The conceptual AI SAP consultant system discussed here illustrates how these principles can be instantiated in the domain of SAP implementations and AMS. More broadly, the same patterns apply to CRM, supply chain, and other complex enterprise workflows.
We hope this report provides both practitioners and researchers with a structured view of the challenges and a starting point for systematic experimentation on long-horizon enterprise LLM systems.
1. Klesel, M., & Wittmann, H. F. (2025). Retrieval-Augmented Generation (RAG). Business & Information Systems Engineering, 67(4), 551–561.
2. Mohammadi, M. et al. (2025). Evaluation and Benchmarking of LLM Agents: A Survey.
3. LangWatch. (2025). The 6 Context Engineering Challenges Stopping AI from Scaling in Production.

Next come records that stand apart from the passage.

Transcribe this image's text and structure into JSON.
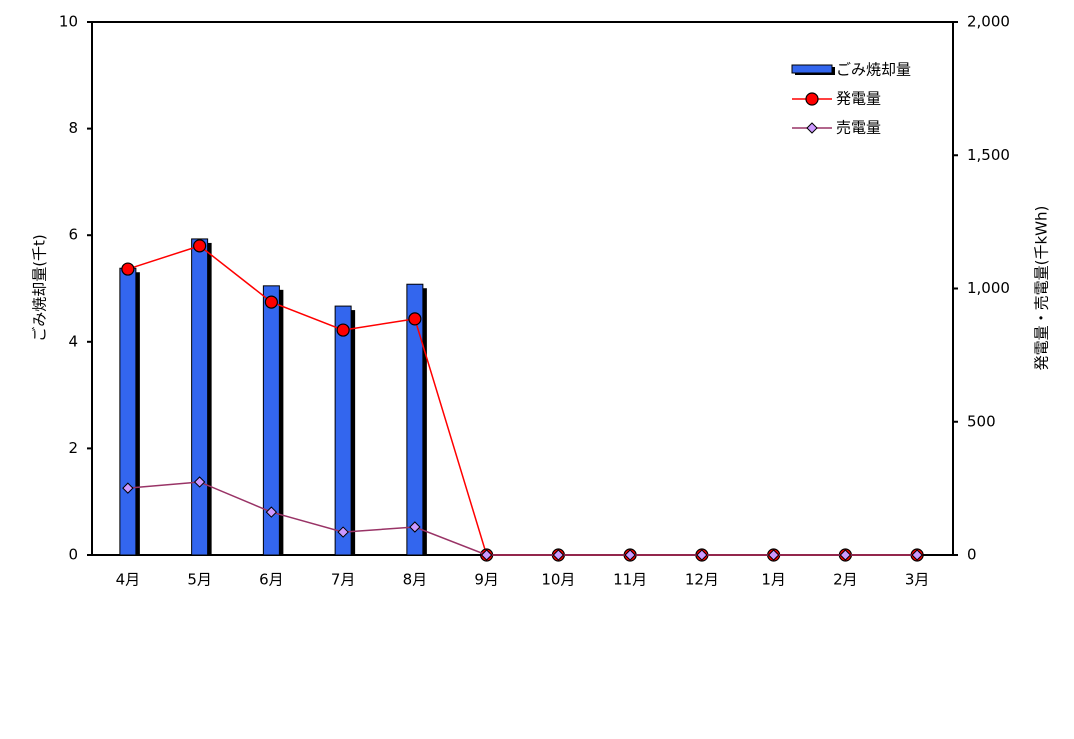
{
  "chart_data": {
    "type": "bar-line",
    "categories": [
      "4月",
      "5月",
      "6月",
      "7月",
      "8月",
      "9月",
      "10月",
      "11月",
      "12月",
      "1月",
      "2月",
      "3月"
    ],
    "ylabel": "ごみ焼却量(千t)",
    "y2label": "発電量・売電量(千kWh)",
    "ylim": [
      0,
      10
    ],
    "yticks": [
      0,
      2,
      4,
      6,
      8,
      10
    ],
    "y2lim": [
      0,
      2000
    ],
    "y2ticks": [
      0,
      500,
      {
        "value": 1000,
        "label": "1,000"
      },
      {
        "value": 1500,
        "label": "1,500"
      },
      {
        "value": 2000,
        "label": "2,000"
      }
    ],
    "legend": "upper right",
    "series": [
      {
        "name": "ごみ焼却量",
        "type": "bar",
        "color": "#3366ee",
        "values": [
          5.38,
          5.93,
          5.05,
          4.67,
          5.08,
          null,
          null,
          null,
          null,
          null,
          null,
          null
        ]
      },
      {
        "name": "発電量",
        "type": "line",
        "axis": "y2",
        "marker": "circle",
        "color": "#ff0000",
        "values": [
          1073,
          1160,
          949,
          844,
          886,
          0,
          0,
          0,
          0,
          0,
          0,
          0
        ]
      },
      {
        "name": "売電量",
        "type": "line",
        "axis": "y2",
        "marker": "diamond",
        "color": "#993366",
        "marker_color": "#cc99ff",
        "values": [
          251,
          274,
          161,
          86,
          105,
          0,
          0,
          0,
          0,
          0,
          0,
          0
        ]
      }
    ]
  }
}
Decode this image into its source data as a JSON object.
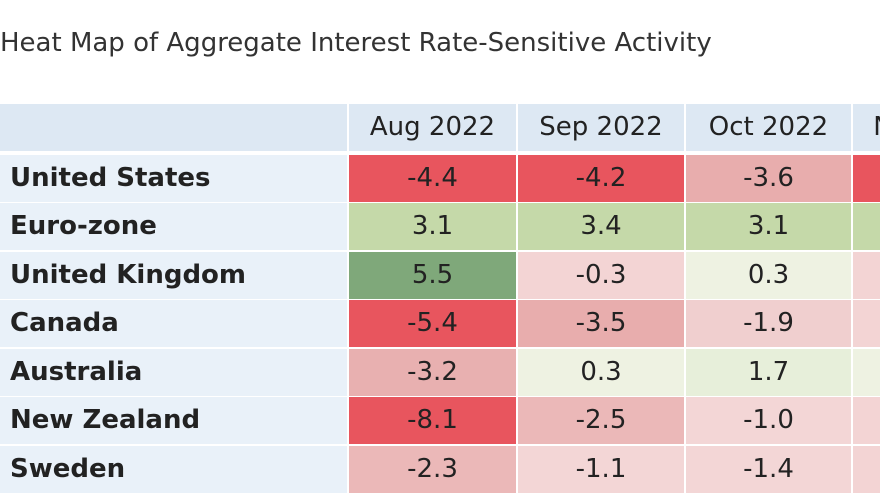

4. Anonymous. (2025). Improving Planning of Agents for Long-Horizon Tasks. arXiv preprint.
5. Bidochko, A. (2025). Thought Management System for Long-Horizon, Goal-Driven AI Agents. Future Generation Computer Systems.
6. Anonymous. (2025). TaskWeaver: Probing the Limits of Endurance in Long-Horizon Tasks.
7. Anonymous. (2025). HeroBench: A Benchmark for Long-Horizon Planning and Structured Reasoning.
8. Anthropic. (2025). Effective context engineering for AI agents. Anthropic Engineering Blog, 29 September 2025.
Acknowledgements
The author would like to thank Prof. Dr. Michael Klesel (Frankfurt University of Applied Sciences) for his valuable comments and feedback on earlier drafts of this technical report. Any remaining errors are the author’s own.